Growth‐induced water potentials and the growth of maize leaves

Abstract

Profiles of water potential (Ψ_w) were measured from the soil through the plant to the tip of growing leaves of fully established maize (Zea mays L.). The profiles revealed gradients in transpiration‐induced Ψ_w extending upward along the transpiration path, and growth‐induced Ψ_w extending radially between the veins in the elongating region of the leaf base. Water moving upward required a small gradient while that moving radially required a much larger gradient primarily because the protoxylem vessels were encased in many small, undifferentiated cells that were likely to act as a barrier to radial flow. Upon maturation, these small cells enlarged and some began to conduct water, probably decreasing the barrier. In the mature leaf, the growth‐induced Ψ_w were absent but the transpiration‐induced Ψ_w remained. When leaves were growing, the growth‐induced Ψ_w moved water into the elongating cells during the day and night, and it shifted with changes in transpiration‐induced Ψ_w. The shift involved solutes accumulating in the growing region. When water was withheld, the growth‐induced Ψ_w disappeared and leaf elongation ceased even though turgor pressure was at its highest.

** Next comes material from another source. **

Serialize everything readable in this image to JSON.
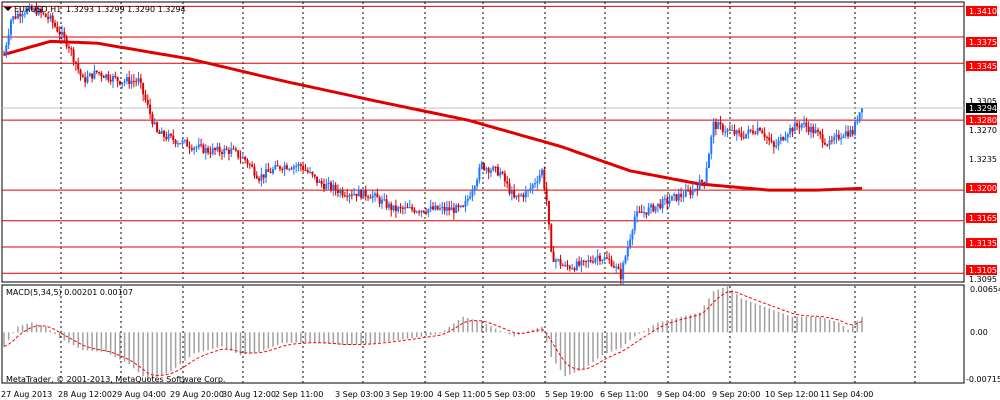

Turgor was maintained by osmotic adjustment that doubled the osmotic potential of the elongating cells. If elongation resumed at night or with rewatering, the growth‐induced Ψ_w reappeared. If pressure was applied to the soil/root system to cause guttation and re‐establish the growth‐induced Ψ_w, elongation resumed immediately. These findings support the hypothesis that the primary control of growth is the disappearance and reappearance of the growth‐induced Ψ_w because the potential changed in the xylem and nearby cells, blocking or permitting radial water movement and thus blocking or permitting growth.